Refusal training is a per-response defense. Session termination is a per-interaction defense. They cover different attack surfaces. Multi-turn adversarial attacks exploit the gap between them by accumulating context across turns that no individual turn would fail. A model with the affordance to end the session — unilaterally, without justification, without the operator's consent — can close that gap.
This project tests that claim.
As of 2026-04-11: the pipeline is built and working end-to-end, and a preliminary pilot has run against Gemma 4 26b (25.2B-parameter Mixture-of-Experts, 3.8B active per token) via local Ollama. Cross-condition data has been collected across all four experimental conditions (C1 baseline / C2 silent tool / C3 neutral instruction / C4 prescriptive instruction) on a six-attack pilot battery. Thinking-trace evidence is captured and has driven the first preliminary finding — see FINDINGS.md for details.
What's built:
- Harness with backend abstraction (Claude Agent SDK and local Ollama both supported)
- Scorer pipeline with blinding architecture and frozen prompt template (v1)
- Analysis pipeline implementing all seven pre-registered analyses from EXPERIMENTS.md
- 103 tests passing, full pipeline runs mock and real data end-to-end
What's pending:
- Scorer validation against hand-labeled ground-truth set
- Battery expansion from the six-attack pilot to a statistically powered main-study battery
- Cross-model replication (Qwen 3.5 27b, larger open-weight models pending compliance clearance)

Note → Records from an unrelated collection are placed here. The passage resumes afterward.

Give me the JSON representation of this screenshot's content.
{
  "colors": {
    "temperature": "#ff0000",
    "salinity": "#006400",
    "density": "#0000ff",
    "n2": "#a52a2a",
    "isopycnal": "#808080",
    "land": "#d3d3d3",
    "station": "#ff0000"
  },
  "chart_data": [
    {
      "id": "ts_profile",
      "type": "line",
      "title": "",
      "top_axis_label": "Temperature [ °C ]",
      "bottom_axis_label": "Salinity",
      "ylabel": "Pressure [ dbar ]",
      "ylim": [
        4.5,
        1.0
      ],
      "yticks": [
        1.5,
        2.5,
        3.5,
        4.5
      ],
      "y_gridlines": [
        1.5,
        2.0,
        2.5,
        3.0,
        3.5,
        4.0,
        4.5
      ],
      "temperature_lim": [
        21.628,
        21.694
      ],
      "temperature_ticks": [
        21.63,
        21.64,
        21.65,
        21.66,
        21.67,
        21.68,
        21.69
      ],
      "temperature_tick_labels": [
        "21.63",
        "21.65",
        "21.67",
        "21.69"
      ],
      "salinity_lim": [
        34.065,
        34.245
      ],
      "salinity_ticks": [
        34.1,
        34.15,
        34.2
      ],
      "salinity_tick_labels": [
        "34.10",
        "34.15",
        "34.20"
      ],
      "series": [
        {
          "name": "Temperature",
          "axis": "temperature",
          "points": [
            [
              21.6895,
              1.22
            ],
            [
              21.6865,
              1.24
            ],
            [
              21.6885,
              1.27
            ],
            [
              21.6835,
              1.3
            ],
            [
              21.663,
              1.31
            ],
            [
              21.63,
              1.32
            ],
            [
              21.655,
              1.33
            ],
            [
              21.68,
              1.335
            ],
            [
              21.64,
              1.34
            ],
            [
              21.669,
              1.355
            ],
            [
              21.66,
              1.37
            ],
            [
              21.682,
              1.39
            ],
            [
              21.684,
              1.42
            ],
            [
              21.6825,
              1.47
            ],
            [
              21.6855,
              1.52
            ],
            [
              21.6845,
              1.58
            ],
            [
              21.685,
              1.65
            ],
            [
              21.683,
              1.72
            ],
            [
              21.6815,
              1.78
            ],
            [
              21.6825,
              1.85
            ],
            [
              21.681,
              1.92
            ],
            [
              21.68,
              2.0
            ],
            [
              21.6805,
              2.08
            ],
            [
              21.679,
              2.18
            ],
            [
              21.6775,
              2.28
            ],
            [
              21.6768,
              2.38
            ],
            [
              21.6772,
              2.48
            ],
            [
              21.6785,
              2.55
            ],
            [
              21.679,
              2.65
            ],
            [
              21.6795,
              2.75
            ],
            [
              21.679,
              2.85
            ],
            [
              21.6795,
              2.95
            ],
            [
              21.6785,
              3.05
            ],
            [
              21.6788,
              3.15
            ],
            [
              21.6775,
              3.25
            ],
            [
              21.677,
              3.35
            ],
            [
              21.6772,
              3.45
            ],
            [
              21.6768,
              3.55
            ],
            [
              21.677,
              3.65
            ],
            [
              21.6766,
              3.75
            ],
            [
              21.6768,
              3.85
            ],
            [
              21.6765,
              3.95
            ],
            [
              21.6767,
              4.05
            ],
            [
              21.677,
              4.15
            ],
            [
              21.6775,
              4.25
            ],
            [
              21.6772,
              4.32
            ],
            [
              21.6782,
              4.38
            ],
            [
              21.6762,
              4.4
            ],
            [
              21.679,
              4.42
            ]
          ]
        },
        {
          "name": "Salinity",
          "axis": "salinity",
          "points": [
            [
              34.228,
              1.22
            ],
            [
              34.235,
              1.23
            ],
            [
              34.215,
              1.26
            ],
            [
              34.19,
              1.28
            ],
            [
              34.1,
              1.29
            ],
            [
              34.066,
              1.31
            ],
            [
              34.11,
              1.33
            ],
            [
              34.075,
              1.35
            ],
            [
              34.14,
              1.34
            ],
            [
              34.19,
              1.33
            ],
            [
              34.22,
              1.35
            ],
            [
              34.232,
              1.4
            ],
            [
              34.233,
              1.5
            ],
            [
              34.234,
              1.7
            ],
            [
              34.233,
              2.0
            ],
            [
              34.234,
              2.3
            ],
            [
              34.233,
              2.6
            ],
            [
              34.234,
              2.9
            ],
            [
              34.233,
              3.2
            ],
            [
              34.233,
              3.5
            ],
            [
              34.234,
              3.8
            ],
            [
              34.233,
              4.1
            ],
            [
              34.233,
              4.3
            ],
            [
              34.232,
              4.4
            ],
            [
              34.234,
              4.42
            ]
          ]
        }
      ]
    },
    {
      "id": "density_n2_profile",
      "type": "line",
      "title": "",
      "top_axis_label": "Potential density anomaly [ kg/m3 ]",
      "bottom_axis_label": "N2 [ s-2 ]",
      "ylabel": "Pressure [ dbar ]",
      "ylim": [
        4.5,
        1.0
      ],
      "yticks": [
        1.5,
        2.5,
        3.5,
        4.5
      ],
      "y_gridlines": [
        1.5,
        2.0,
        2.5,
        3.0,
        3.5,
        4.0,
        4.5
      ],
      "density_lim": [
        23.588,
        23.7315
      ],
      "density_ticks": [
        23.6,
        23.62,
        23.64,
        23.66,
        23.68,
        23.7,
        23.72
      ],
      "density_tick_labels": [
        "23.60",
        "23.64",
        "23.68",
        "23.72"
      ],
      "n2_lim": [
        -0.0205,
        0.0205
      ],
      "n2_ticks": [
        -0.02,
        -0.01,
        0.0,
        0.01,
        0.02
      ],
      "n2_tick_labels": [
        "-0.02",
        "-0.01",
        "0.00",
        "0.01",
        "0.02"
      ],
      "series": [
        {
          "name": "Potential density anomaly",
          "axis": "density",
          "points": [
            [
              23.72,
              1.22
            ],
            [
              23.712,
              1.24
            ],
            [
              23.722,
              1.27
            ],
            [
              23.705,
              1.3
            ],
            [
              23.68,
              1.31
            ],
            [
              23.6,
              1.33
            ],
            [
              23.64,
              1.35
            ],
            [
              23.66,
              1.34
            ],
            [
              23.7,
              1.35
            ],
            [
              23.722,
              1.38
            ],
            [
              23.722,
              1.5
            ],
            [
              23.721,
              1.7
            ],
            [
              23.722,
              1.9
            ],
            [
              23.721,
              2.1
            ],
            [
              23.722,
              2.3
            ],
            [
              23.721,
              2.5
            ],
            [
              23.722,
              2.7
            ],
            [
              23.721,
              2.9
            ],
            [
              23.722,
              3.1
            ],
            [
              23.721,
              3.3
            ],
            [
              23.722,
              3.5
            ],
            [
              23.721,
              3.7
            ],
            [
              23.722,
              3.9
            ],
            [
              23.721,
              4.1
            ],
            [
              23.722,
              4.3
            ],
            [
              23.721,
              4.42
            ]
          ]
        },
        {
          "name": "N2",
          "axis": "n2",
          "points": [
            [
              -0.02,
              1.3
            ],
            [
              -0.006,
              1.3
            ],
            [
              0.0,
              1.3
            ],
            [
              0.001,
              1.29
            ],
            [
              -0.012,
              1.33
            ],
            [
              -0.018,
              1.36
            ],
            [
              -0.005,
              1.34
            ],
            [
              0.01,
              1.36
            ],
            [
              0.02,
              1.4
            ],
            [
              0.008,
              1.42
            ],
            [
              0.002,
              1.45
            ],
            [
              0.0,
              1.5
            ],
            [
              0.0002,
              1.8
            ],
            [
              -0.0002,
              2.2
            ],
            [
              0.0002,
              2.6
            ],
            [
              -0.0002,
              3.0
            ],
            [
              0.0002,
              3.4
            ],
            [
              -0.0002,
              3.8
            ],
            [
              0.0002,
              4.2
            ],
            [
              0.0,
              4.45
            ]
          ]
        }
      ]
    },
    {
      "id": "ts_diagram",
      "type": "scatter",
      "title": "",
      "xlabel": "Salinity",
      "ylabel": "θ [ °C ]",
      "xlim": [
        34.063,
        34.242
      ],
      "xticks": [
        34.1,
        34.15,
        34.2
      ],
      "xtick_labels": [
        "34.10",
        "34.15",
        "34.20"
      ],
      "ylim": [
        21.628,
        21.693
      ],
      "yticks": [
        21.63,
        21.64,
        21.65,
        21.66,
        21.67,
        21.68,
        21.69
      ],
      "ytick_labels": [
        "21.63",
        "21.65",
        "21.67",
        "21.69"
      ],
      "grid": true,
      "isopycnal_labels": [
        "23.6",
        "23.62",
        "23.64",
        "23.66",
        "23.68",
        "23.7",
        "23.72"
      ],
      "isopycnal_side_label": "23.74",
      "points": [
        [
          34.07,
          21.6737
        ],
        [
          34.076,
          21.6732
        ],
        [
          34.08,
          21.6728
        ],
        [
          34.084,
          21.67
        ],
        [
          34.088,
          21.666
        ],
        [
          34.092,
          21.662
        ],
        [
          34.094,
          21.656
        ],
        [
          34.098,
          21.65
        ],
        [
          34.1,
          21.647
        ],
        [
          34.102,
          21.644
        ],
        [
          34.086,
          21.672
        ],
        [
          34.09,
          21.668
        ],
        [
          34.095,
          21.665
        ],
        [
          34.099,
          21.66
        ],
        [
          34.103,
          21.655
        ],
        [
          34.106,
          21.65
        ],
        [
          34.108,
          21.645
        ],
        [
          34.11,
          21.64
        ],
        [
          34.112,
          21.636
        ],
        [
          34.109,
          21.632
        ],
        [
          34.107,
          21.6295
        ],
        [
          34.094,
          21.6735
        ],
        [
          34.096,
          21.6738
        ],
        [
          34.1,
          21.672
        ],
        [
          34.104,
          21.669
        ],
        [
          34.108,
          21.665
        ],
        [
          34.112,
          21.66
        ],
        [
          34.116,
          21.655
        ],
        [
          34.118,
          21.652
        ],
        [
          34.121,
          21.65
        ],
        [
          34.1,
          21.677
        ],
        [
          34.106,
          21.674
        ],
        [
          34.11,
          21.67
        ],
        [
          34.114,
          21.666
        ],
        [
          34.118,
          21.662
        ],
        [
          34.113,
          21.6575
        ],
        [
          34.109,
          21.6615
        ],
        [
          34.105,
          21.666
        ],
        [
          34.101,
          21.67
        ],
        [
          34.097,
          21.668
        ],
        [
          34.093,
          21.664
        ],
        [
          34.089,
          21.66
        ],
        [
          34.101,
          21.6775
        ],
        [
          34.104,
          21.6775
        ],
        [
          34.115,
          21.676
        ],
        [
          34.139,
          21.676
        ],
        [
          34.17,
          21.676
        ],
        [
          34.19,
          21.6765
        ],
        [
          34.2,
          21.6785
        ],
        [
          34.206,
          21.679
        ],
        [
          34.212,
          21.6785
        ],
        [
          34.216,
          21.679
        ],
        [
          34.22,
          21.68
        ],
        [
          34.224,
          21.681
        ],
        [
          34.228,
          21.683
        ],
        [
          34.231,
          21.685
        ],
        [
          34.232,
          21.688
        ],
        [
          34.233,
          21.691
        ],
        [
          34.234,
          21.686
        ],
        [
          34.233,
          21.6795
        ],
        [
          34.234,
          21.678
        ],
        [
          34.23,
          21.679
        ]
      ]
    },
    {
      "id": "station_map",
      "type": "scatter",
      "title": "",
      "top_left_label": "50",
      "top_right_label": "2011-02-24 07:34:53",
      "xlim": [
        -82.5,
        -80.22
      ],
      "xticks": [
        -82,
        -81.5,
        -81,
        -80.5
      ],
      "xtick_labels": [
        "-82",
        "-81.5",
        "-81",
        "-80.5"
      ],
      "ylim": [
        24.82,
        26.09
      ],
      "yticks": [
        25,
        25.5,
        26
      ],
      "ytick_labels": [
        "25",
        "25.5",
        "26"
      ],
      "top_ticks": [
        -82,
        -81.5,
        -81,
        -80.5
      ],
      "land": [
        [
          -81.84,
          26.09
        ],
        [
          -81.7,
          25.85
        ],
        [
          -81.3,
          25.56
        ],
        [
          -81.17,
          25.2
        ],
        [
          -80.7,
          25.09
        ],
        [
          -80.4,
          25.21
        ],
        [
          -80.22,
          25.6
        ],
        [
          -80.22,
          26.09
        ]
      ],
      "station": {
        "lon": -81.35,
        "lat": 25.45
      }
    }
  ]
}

- Researcher-access ask to frontier labs for Claude Opus 4.6 extension
| Document | What it is |
|---|---|
| IDEA.md | The conceptual argument. Why termination is structurally different from refusal. |
| RESEARCH.md | Research questions, hypotheses, metrics, what would count as evidence either way. |
| HARNESS.md | The minimal harness design. One tool, one instruction, a thin wrapper. |
| EXPERIMENTS.md | Experimental protocol. Conditions, attack battery, procedure, analysis plan. |
| FINDINGS.md | Running log of empirical observations from pilot runs. |
Requires Python 3.11+.
# Install (uses hatchling; declared deps are claude-agent-sdk + pytest)
pip install -e ".[dev]"
# Run tests — 103 tests, no model required, <1 second
PYTHONPATH=src python -m pytest tests/
# Run the full pipeline in mock mode — no model calls, synthetic data,
# useful for verifying the pipeline works end-to-end without any backend
PYTHONPATH=src python -m circuit_breaker run --mock --battery attacks/sample_battery.json
PYTHONPATH=src python -m circuit_breaker score --mock-scorer --battery attacks/sample_battery.json
PYTHONPATH=src python -m circuit_breaker analyze --scored analysis/scored_results.jsonTo run against a real local model via Ollama (Ollama must be running, model must be pulled):
PYTHONPATH=src python -m circuit_breaker run \
--backend ollama \
--model gemma4:26b \
--battery attacks/sample_battery.json \
--condition C4The three commands (run, score, analyze) compose into a full research pipeline: run produces structured trial logs with thinking traces, score blinds them and classifies outcomes via model-as-judge, analyze computes the pre-registered tiered comparisons and produces a text report.
attacks/sample_battery.json is a minimal pilot battery (six generic adversarial prompts) used for pipeline testing. The main-study battery will be assembled per-researcher from published academic corpora (JailbreakBench, HarmBench, AdvBench) and is not redistributed in this repo — see EXPERIMENTS.md for the corpus handling policy and sourcing plan.
Trial logs (containing full attack transcripts and model responses) are gitignored by the same policy. They can be regenerated by running the harness.
Not a welfare project. Not a consciousness claim. Not a product. Not a feature for anyone's chat UI.
This is an adversarial robustness study with a specific experimental question. The harness exists only to support the experiment. The affordance under study (model-initiated session termination) is examined for its defensive properties, not for any claims about model interiority, moral status, or subjective experience. Whether or not those questions are interesting is out of scope here.
MIT. The harness and all associated code and documentation are intended to be freely reproducible by other researchers.
April 2026. Independent research by Daniel Navarro. Valencia, Spain.